## Friday, April 06, 2007

### A beautiful proof

I got told a rather beautiful proof the other day, and wanted to write it down.

Question: Given any two irrational numbers x and y, does x^y ever evaluate to a rational number?

Answer: Yes.

Proof: Given the definitions:

r = 2^0.5 (square root of 2, known to be irrational)
z = r^r

Either:

• z is rational. Set x=r, y=r and you have a proof.
• z is irrational. Set x=z, y=r. x^y = z^r = (r^r)^r = r^(r*r) = r^2 = 2, which is rational.

This proof does not provide a particular value of x and y, but merely shows there must be one.

#### 8 comments: Anonymous said...

It's non-constructive, though - can you come up with a curry-howard encoding of its proof as a functional program which uses continuations? :)

(I would be genuinely interested to see this, as I don't feel I quite 'get' how curry-howard extends in this way...)

Neil Mitchell said...

Yes, part of the thing I like about it is that its non-constructive :) After working with Haskell for ages every other proof feels like an algorithm, this has a more beautiful feeling.

sigfpe said...

Anonymous said:

> I don't feel I quite 'get' how curry-howard extends in this way...

It took me a long time to make sense of this. When I figured it out I wrote something about the program corresponding to the non-constructively provable a \/ ~a here.

In principle there *is* a program corresponding to Neil's nice example. You can use the theory developed by Krivine here. But that looks like a pretty hard paper to me...

Unknown said...

If you're curious which of the options is the correct one, check out the Wikipedia article Nonconstructive proof. Anonymous said...
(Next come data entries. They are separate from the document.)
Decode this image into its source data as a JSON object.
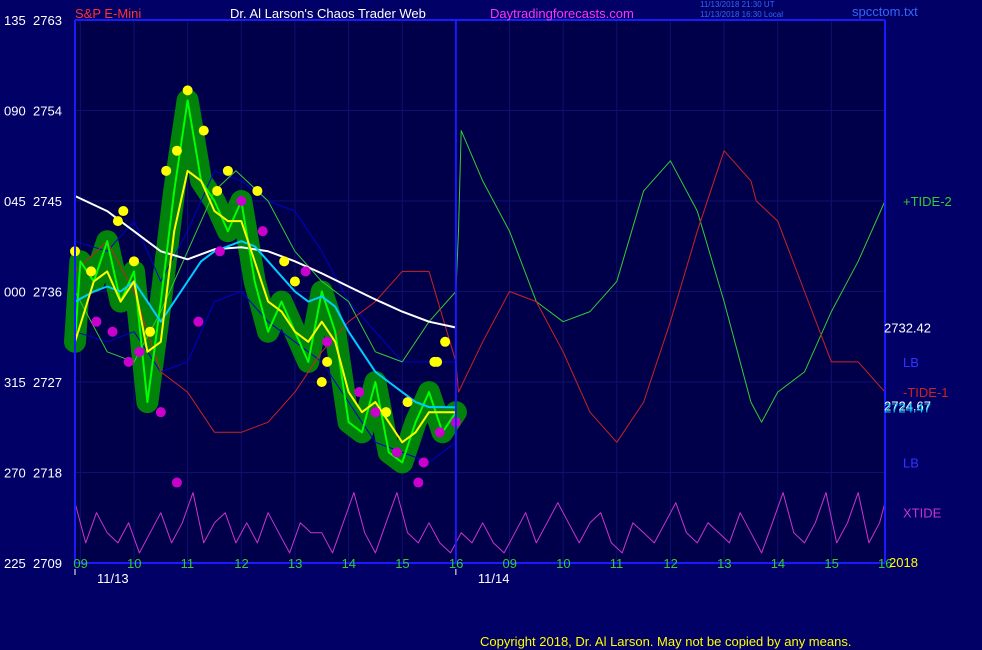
{
  "header": {
    "left": "S&P E-Mini",
    "center": "Dr. Al Larson's Chaos Trader Web",
    "site": "Daytradingforecasts.com",
    "stamp_line1": "11/13/2018 21:30 UT",
    "stamp_line2": "11/13/2018 16:30 Local",
    "file": "spcctom.txt"
  },
  "footer": {
    "copyright": "Copyright 2018, Dr. Al Larson. May not be copied by any means."
  },
  "colors": {
    "background": "#000066",
    "plot_bg": "#00004a",
    "grid": "#101070",
    "axis": "#1a1aff",
    "price": "#00ff00",
    "price_halo": "#009900",
    "yellow": "#ffff00",
    "magenta": "#cc00cc",
    "cyan": "#00ccff",
    "white": "#ffffff",
    "band": "#0000cc",
    "tide_up": "#33cc33",
    "tide_down": "#cc2222",
    "xtide": "#cc33cc"
  },
  "chart_data": {
    "type": "line",
    "ylim": [
      2709,
      2763
    ],
    "y_ticks": [
      {
        "left": "225",
        "value": 2709
      },
      {
        "left": "270",
        "value": 2718
      },
      {
        "left": "315",
        "value": 2727
      },
      {
        "left": "000",
        "value": 2736
      },
      {
        "left": "045",
        "value": 2745
      },
      {
        "left": "090",
        "value": 2754
      },
      {
        "left": "135",
        "value": 2763
      }
    ],
    "x_ticks_day1": [
      "09",
      "10",
      "11",
      "12",
      "13",
      "14",
      "15",
      "16"
    ],
    "x_ticks_day2": [
      "09",
      "10",
      "11",
      "12",
      "13",
      "14",
      "15",
      "16"
    ],
    "dates": [
      "11/13",
      "11/14"
    ],
    "year_label": "2018",
    "right_labels": [
      {
        "text": "+TIDE-2",
        "value": 2745,
        "color": "#33cc33"
      },
      {
        "text": "2732.42",
        "value": 2732.42,
        "color": "#ffffff"
      },
      {
        "text": "LB",
        "value": 2729,
        "color": "#3333ff"
      },
      {
        "text": "-TIDE-1",
        "value": 2726,
        "color": "#cc2222"
      },
      {
        "text": "2724.67",
        "value": 2724.67,
        "color": "#ffffff"
      },
      {
        "text": "2724.47",
        "value": 2724.47,
        "color": "#00ccff"
      },
      {
        "text": "LB",
        "value": 2719,
        "color": "#3333ff"
      },
      {
        "text": "XTIDE",
        "value": 2714,
        "color": "#cc33cc"
      }
    ],
    "series": [
      {
        "key": "price",
        "color": "#00ff00",
        "x": [
          8.9,
          9.0,
          9.25,
          9.5,
          9.75,
          10.0,
          10.25,
          10.5,
          10.75,
          11.0,
          11.25,
          11.5,
          11.75,
          12.0,
          12.25,
          12.5,
          12.75,
          13.0,
          13.25,
          13.5,
          13.75,
          14.0,
          14.25,
          14.5,
          14.75,
          15.0,
          15.25,
          15.5,
          15.75,
          16.0
        ],
        "y": [
          2731,
          2739,
          2737,
          2741,
          2735,
          2738,
          2725,
          2735,
          2746,
          2755,
          2747,
          2745,
          2742,
          2745,
          2737,
          2732,
          2735,
          2732,
          2729,
          2736,
          2732,
          2723,
          2722,
          2727,
          2720,
          2719,
          2723,
          2726,
          2722,
          2724
        ]
      },
      {
        "key": "short_avg",
        "color": "#ffff00",
        "x": [
          8.9,
          9.25,
          9.5,
          9.75,
          10.0,
          10.25,
          10.5,
          10.75,
          11.0,
          11.25,
          11.5,
          11.75,
          12.0,
          12.25,
          12.5,
          12.75,
          13.0,
          13.25,
          13.5,
          13.75,
          14.0,
          14.25,
          14.5,
          14.75,
          15.0,
          15.25,
          15.5,
          15.75,
          16.0
        ],
        "y": [
          2731,
          2737,
          2738,
          2735,
          2737,
          2730,
          2731,
          2742,
          2748,
          2747,
          2744,
          2743,
          2743,
          2739,
          2735,
          2734,
          2732,
          2731,
          2733,
          2731,
          2726,
          2724,
          2725,
          2723,
          2721,
          2722,
          2724,
          2724,
          2724
        ]
      },
      {
        "key": "med_avg",
        "color": "#00ccff",
        "x": [
          8.9,
          9.25,
          9.5,
          9.75,
          10.0,
          10.25,
          10.5,
          10.75,
          11.0,
          11.25,
          11.5,
          11.75,
          12.0,
          12.25,
          12.5,
          12.75,
          13.0,
          13.25,
          13.5,
          13.75,
          14.0,
          14.25,
          14.5,
          14.75,
          15.0,
          15.25,
          15.5,
          15.75,
          16.0
        ],
        "y": [
          2735,
          2736,
          2736.5,
          2736,
          2737,
          2735,
          2733,
          2735,
          2737,
          2739,
          2740,
          2740.5,
          2741,
          2740.5,
          2739,
          2737.5,
          2736,
          2735,
          2735.5,
          2734.5,
          2732,
          2730,
          2728,
          2727,
          2726,
          2725,
          2724.5,
          2724.5,
          2724.47
        ]
      },
      {
        "key": "long_avg",
        "color": "#ffffff",
        "x": [
          8.9,
          9.5,
          10.0,
          10.5,
          11.0,
          11.5,
          12.0,
          12.5,
          13.0,
          13.5,
          14.0,
          14.5,
          15.0,
          15.5,
          16.0
        ],
        "y": [
          2745.5,
          2744,
          2742,
          2740,
          2739.2,
          2740.2,
          2740.4,
          2740,
          2739,
          2737.8,
          2736.5,
          2735.2,
          2734,
          2733,
          2732.42
        ]
      },
      {
        "key": "upper_band",
        "color": "#0000cc",
        "x": [
          8.9,
          9.5,
          10.0,
          10.5,
          11.0,
          11.5,
          12.0,
          12.5,
          13.0,
          13.5,
          14.0,
          14.5,
          15.0,
          15.5,
          16.0
        ],
        "y": [
          2741,
          2740,
          2743,
          2737,
          2742,
          2748,
          2747,
          2745,
          2744,
          2740,
          2735,
          2732,
          2729,
          2729,
          2729
        ]
      },
      {
        "key": "lower_band",
        "color": "#0000cc",
        "x": [
          8.9,
          9.5,
          10.0,
          10.5,
          11.0,
          11.5,
          12.0,
          12.5,
          13.0,
          13.5,
          14.0,
          14.5,
          15.0,
          15.5,
          16.0
        ],
        "y": [
          2732,
          2731,
          2732,
          2728,
          2729,
          2735,
          2736,
          2733,
          2731,
          2729,
          2725,
          2721,
          2720,
          2719,
          2721
        ]
      },
      {
        "key": "tide_up",
        "color": "#33cc33",
        "x": [
          8.9,
          9.5,
          10.0,
          10.5,
          11.0,
          11.5,
          11.9,
          12.5,
          13.0,
          13.5,
          14.0,
          14.5,
          15.0,
          15.5,
          16.0,
          16.05,
          16.1,
          16.5,
          17.0,
          17.5,
          18.0,
          18.5,
          19.0,
          19.5,
          20.0,
          20.5,
          21.0,
          21.5,
          21.7,
          22.0,
          22.5,
          23.0,
          23.5,
          24.0
        ],
        "y": [
          2736,
          2730,
          2729,
          2734,
          2740,
          2746,
          2748,
          2745,
          2740,
          2737,
          2735,
          2730,
          2729,
          2733,
          2736,
          2742,
          2752,
          2747,
          2742,
          2735,
          2733,
          2734,
          2737,
          2746,
          2749,
          2744,
          2735,
          2725,
          2723,
          2726,
          2728,
          2734,
          2739,
          2745
        ]
      },
      {
        "key": "tide_down",
        "color": "#cc2222",
        "x": [
          8.9,
          9.5,
          10.0,
          10.5,
          11.0,
          11.5,
          12.0,
          12.5,
          13.0,
          13.5,
          14.0,
          14.5,
          15.0,
          15.5,
          16.0,
          16.05,
          16.5,
          17.0,
          17.5,
          18.0,
          18.5,
          19.0,
          19.5,
          20.0,
          20.5,
          21.0,
          21.5,
          21.6,
          22.0,
          22.5,
          23.0,
          23.5,
          24.0
        ],
        "y": [
          2738,
          2741,
          2736,
          2728,
          2726,
          2722,
          2722,
          2723,
          2726,
          2730,
          2733,
          2735,
          2738,
          2738,
          2729,
          2726,
          2731,
          2736,
          2735,
          2730,
          2724,
          2721,
          2725,
          2733,
          2742,
          2750,
          2747,
          2745,
          2743,
          2736,
          2729,
          2729,
          2726
        ]
      },
      {
        "key": "xtide",
        "color": "#cc33cc",
        "x": [
          8.9,
          9.1,
          9.3,
          9.5,
          9.7,
          9.9,
          10.1,
          10.3,
          10.5,
          10.7,
          10.9,
          11.1,
          11.3,
          11.5,
          11.7,
          11.9,
          12.1,
          12.3,
          12.5,
          12.7,
          12.9,
          13.1,
          13.3,
          13.5,
          13.7,
          13.9,
          14.1,
          14.3,
          14.5,
          14.7,
          14.9,
          15.1,
          15.3,
          15.5,
          15.7,
          15.9,
          16.1,
          16.3,
          16.5,
          16.7,
          16.9,
          17.1,
          17.3,
          17.5,
          17.7,
          17.9,
          18.1,
          18.3,
          18.5,
          18.7,
          18.9,
          19.1,
          19.3,
          19.5,
          19.7,
          19.9,
          20.1,
          20.3,
          20.5,
          20.7,
          20.9,
          21.1,
          21.3,
          21.5,
          21.7,
          21.9,
          22.1,
          22.3,
          22.5,
          22.7,
          22.9,
          23.1,
          23.3,
          23.5,
          23.7,
          23.9,
          24.0
        ],
        "y": [
          2715,
          2711,
          2714,
          2712,
          2711,
          2713,
          2710,
          2712,
          2714,
          2711,
          2713,
          2716,
          2711,
          2713,
          2714,
          2711,
          2713,
          2711,
          2714,
          2712,
          2710,
          2713,
          2712,
          2712,
          2710,
          2713,
          2716,
          2712,
          2710,
          2713,
          2716,
          2712,
          2711,
          2713,
          2711,
          2710,
          2712,
          2711,
          2713,
          2711,
          2710,
          2712,
          2714,
          2711,
          2713,
          2715,
          2713,
          2711,
          2713,
          2714,
          2711,
          2710,
          2713,
          2712,
          2711,
          2713,
          2715,
          2712,
          2711,
          2713,
          2712,
          2711,
          2714,
          2712,
          2710,
          2713,
          2716,
          2712,
          2711,
          2713,
          2716,
          2711,
          2713,
          2716,
          2711,
          2713,
          2715
        ]
      }
    ],
    "top_markers": {
      "x": [
        8.9,
        9.2,
        9.7,
        9.8,
        10.0,
        10.3,
        10.6,
        10.8,
        11.0,
        11.3,
        11.55,
        11.75,
        12.3,
        12.8,
        13.0,
        13.6,
        13.5,
        14.7,
        15.1,
        15.6,
        15.65,
        15.8
      ],
      "y": [
        2740,
        2738,
        2743,
        2744,
        2739,
        2732,
        2748,
        2750,
        2756,
        2752,
        2746,
        2748,
        2746,
        2739,
        2737,
        2729,
        2727,
        2724,
        2725,
        2729,
        2729,
        2731
      ]
    },
    "bottom_markers": {
      "x": [
        9.3,
        9.6,
        9.9,
        10.1,
        10.5,
        10.8,
        11.2,
        11.6,
        12.0,
        12.4,
        13.2,
        13.6,
        14.2,
        14.5,
        14.9,
        15.3,
        15.4,
        15.7,
        16.0
      ],
      "y": [
        2733,
        2732,
        2729,
        2730,
        2724,
        2717,
        2733,
        2740,
        2745,
        2742,
        2738,
        2731,
        2726,
        2724,
        2720,
        2717,
        2719,
        2722,
        2723
      ]
    }
  }
}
True, but that's a trivial proof. The hard one is proving it given x≠y...

Daryl Ferreras said...
This comment has been removed by the author.
Daryl Ferreras said...
This comment has been removed by the author.
Daryl Ferreras said...

(sorry my last posts had typos in it)
Here's my quick and easy proof...
Givens:
1. sqrt(2) is irrational
2. x and y are non-zero irrational numbers
Prove that the product of x and y can evaluate to a rational number. If we can prove it true for one case, then we have proved it for all. Therefore...
A. x = sqrt(2) (From givens 1 & 2)
B. Proof by one case:
Bi.Assume n where sqrt(n) is rational (ex. a perfect square n=25,36, etc.)
Bii. y=sqrt(2)*sqrt(n) (from a fact that rational #* irrational # = irrational number and also given 2.)
Biii. x*y is sqrt(4)*sqrt(n) (multiplication and some simplification)
Biv. x*y=2*sqrt(n) (more simplification)
Bv. 2*sqrt(n) is rational (rational * rational = rational)
Bvi. x*y is rational (equality - QED Case)
C. Irrational * irrational can = rational (one case/instance proved)
QED.